By far the best predictor of vivid visual imagery for cars was general vivid visual imagery reports. Interestingly, those individuals who reported experience with and interest in cars also tended to report better imagery for cars, but this was entirely independent of the actual quality of their perceptual skills for cars or their knowledge of car models. This could indicate that, perhaps counterintuitively, an expert cannot necessarily generate a more clear and vivid image of an object within their domain of expertise. However, given how poorly self-reports of expertise tend to predict perceptual skills (McGugin, Richler, et al., 2012), it may also be that it is difficult to predict the quality of our own visual imagery in a given domain, as we have virtually no information about others’ mental images. In other words, similar to what is found in perception, experts may be unaware that their domain-specific mental images are more vivid than those of novices. There is some evidence that participants are able to assess the vividness of their own visual imagery when comparing the vividness of their own imagery between trials (Pearson, Rademaker, & Tong, 2011), but only for the imagery of simple patterns, not imagery within an expertise domain. Cars represent a domain where self-reports of experience show a modest but significant relationship with visual skills (here, r 99 = .268; see also Van Gulick et al., 2015), whereas this relation is often absent in other domains (McGugin, Richler, et al., 2012; Van Gulick et al., 2015). Thus, it is interesting that even in this domain, the portion of variance in self-reports that predicts visual imagery scores is independent from the one that predicts perceptual performance for cars.

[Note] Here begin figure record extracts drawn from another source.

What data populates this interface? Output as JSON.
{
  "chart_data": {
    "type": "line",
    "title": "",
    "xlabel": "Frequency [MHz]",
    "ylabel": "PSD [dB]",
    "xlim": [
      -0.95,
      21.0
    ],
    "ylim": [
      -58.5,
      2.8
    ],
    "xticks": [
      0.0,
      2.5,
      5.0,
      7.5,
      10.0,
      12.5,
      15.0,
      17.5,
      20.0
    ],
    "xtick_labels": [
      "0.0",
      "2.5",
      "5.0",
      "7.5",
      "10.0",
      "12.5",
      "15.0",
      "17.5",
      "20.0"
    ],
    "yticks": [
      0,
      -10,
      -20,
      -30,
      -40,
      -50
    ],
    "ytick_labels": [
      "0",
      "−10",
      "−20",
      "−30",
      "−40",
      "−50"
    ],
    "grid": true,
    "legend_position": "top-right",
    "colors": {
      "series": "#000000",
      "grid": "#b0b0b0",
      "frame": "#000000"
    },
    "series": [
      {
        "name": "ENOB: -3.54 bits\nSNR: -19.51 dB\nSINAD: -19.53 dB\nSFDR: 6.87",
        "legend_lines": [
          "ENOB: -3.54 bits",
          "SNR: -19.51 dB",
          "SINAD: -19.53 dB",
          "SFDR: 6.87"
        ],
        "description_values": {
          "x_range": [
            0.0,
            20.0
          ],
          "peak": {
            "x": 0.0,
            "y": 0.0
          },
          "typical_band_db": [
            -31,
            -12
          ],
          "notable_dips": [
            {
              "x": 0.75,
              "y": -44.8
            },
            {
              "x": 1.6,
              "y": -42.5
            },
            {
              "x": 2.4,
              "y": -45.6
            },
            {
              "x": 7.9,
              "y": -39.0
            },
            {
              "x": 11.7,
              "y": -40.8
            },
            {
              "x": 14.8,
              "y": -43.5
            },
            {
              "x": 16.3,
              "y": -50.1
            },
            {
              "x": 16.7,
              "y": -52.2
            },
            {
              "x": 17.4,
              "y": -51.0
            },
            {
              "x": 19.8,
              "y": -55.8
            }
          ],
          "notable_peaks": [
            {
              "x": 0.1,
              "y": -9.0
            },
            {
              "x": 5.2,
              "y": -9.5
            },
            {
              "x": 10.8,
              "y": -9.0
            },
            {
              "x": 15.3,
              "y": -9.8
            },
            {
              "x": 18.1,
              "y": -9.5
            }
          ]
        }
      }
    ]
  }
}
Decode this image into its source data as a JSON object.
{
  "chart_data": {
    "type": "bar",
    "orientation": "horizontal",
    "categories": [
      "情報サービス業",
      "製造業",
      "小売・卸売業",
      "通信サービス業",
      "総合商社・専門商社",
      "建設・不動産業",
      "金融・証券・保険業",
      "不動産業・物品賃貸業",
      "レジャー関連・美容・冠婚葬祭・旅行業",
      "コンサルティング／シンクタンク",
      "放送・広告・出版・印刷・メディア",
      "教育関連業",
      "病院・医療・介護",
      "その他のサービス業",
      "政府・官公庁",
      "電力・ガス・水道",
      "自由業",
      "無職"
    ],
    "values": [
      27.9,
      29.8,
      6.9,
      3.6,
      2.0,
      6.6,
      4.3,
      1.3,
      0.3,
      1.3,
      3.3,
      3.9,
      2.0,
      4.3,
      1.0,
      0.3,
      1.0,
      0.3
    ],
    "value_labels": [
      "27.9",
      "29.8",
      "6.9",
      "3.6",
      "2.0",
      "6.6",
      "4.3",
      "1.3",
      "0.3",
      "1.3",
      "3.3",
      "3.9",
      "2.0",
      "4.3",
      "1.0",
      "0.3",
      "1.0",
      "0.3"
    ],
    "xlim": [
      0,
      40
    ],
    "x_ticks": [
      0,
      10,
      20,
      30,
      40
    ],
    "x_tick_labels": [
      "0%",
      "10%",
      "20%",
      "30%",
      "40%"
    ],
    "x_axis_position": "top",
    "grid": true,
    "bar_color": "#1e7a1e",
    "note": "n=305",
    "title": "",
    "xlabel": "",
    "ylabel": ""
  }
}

Our findings have practical applications for research in mental imagery. They suggest that when measuring reported visual imagery ability, even if one is interested in a specific domain, not much is gained by obtaining domain-specific ratings—domain-general questions such as those in the VVIQ and domain-specific questions about cars appear to provide redundant information. However, our intuition is that only someone with very good perceptual knowledge of cars will be able to create distinct mental images for different cars, but the ability to create visual images of different cars was not evaluated here.

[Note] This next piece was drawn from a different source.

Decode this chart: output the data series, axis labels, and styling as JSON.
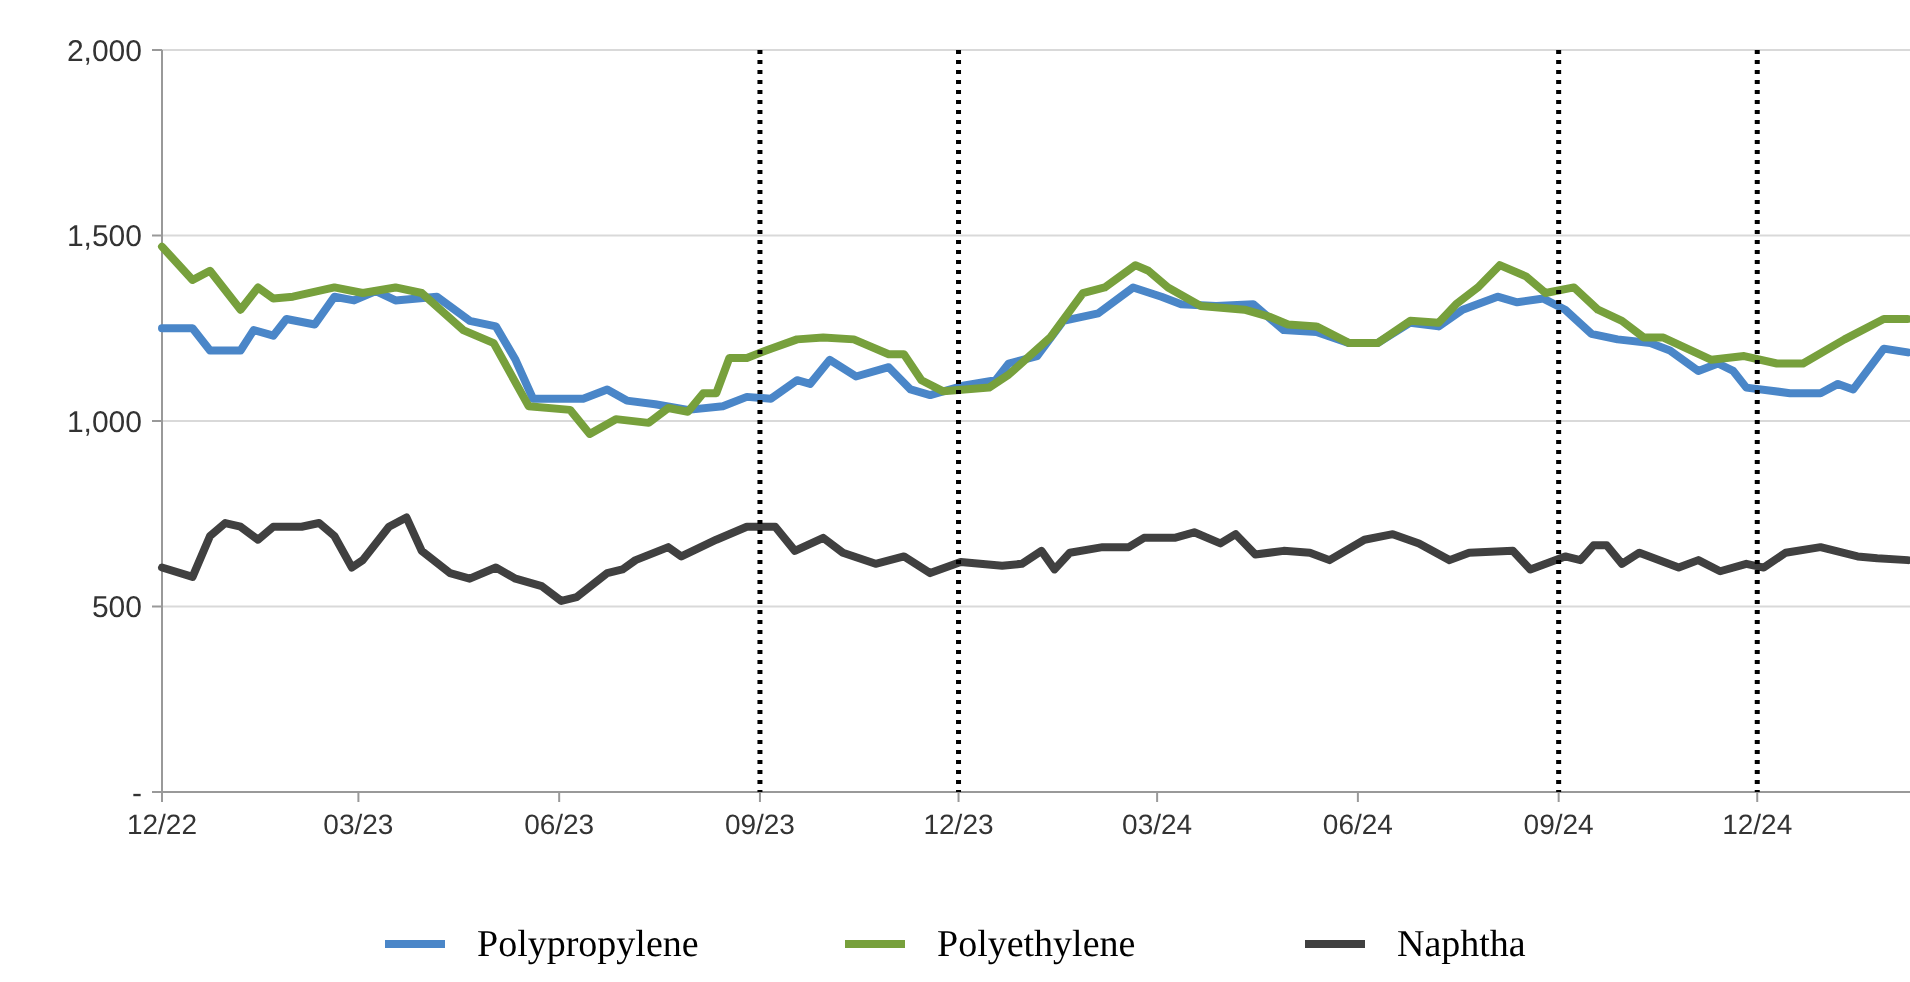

Of course, it is possible that perceptual or semantic car knowledge predicts the quality of visual imagery in a way that is not accessible to participants. Because we used self-report measures of visual imagery vividness, we cannot speak to the relation between objective measures of visual imagery and perceptual expertise. Luckily this is a question that may be addressed using functional magnetic resonance imagery. Responses on the VVIQ have been found to relate to activity in early visual cortex (Cui et al., 2007). In contrast, performance on perceptual tasks with cars relates to activity in higher-level visual areas, including the fusiform face area (McGugin, Gatenby, Gore, & Gauthier, 2012). Future work could investigate the reliability of neural signals during visual imagery of different cars in each of these areas, and the relation with the behavioral measures we collected here, as well as with objective measures of visual imagery (e.g., binocular rivalry priming; see Pearson et al., 2008). One possibility is that while domain-general VVIQ scores predict individual differences in low-level visual areas, perceptual expertise could predict the representation quality in the fusiform face area.